SMRs and AMRs

Friday, March 22, 2013

LPL Financial challenges regulators

Fast-Growing Brokerage Firm Often Tangles With Regulators

By NATHANIEL POPPER, NYT

The firm sounds like an upstart Merrill Lynch, the investment house that brought Wall Street to Main Street.

The company, LPL Financial, has 13,300 brokers, 6,500 offices, 4.3 million customers — and a growing list of problems with regulators.

At a time when many big-name brokerage firms are losing market share, LPL executives in San Diego have guided the company out of obscurity to become the nation’s fourth-largest brokerage firm — after Wells Fargo, Morgan Stanley and Merrill Lynch — and the largest in much of rural America, where it specializes.

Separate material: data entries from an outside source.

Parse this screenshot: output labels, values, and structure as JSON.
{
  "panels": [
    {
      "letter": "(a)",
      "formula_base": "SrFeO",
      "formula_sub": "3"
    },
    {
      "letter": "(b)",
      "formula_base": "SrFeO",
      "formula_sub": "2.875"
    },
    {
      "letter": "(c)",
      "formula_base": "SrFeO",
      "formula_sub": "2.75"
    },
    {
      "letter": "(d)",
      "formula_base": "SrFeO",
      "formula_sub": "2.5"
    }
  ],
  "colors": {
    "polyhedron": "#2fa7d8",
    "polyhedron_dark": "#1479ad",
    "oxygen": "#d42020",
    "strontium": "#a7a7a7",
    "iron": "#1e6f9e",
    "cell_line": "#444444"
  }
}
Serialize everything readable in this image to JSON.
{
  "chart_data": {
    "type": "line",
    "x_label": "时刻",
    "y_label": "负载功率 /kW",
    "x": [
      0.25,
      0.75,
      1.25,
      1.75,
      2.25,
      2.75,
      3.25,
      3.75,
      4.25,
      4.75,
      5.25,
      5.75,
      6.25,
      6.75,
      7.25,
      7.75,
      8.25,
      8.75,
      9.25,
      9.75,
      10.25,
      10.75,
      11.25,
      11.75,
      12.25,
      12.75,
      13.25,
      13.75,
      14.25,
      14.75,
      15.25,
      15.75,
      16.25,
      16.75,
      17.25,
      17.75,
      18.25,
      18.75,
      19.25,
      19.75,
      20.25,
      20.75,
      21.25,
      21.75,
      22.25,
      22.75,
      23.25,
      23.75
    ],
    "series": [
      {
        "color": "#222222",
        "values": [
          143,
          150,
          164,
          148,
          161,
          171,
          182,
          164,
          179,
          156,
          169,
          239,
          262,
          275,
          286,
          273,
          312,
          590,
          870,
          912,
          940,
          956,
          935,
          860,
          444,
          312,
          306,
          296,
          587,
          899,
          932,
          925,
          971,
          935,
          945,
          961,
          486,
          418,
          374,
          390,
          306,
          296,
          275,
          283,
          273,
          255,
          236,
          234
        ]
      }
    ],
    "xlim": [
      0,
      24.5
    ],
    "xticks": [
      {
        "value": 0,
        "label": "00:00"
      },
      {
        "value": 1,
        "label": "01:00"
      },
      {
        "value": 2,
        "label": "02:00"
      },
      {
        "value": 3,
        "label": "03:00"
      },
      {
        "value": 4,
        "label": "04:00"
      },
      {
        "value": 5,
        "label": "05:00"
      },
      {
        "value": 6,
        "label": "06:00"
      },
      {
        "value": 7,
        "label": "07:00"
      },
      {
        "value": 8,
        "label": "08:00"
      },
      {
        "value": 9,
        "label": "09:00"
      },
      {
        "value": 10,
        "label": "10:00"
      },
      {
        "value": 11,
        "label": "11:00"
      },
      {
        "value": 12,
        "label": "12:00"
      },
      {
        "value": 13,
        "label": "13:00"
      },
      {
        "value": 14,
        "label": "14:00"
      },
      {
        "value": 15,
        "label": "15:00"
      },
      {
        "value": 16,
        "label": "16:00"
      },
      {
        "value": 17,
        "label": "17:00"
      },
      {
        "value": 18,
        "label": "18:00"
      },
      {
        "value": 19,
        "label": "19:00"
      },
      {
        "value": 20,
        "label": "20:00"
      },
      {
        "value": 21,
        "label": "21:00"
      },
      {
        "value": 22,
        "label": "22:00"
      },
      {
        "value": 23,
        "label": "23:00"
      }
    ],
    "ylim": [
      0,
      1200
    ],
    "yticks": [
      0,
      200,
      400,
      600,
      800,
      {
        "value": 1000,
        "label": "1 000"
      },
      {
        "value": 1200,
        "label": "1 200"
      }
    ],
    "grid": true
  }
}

Now, as investors weigh whether to jump aboard the stock market’s record-breaking rally, LPL is one of the biggest firms trying to connect them with stocks, bonds and other products. But the low-cost model that has aided LPL’s explosive growth has brought with it shortcomings that point to the difficulties regulators face in overseeing far-flung financial advisers.

As LPL has expanded, state and federal authorities have censured the company and its brokers with unusual frequency. LPL brokers have been penalized for selling complex investments to unsophisticated investors, for speculative trading in customer accounts, and, in a few cases, for outright stealing from clients.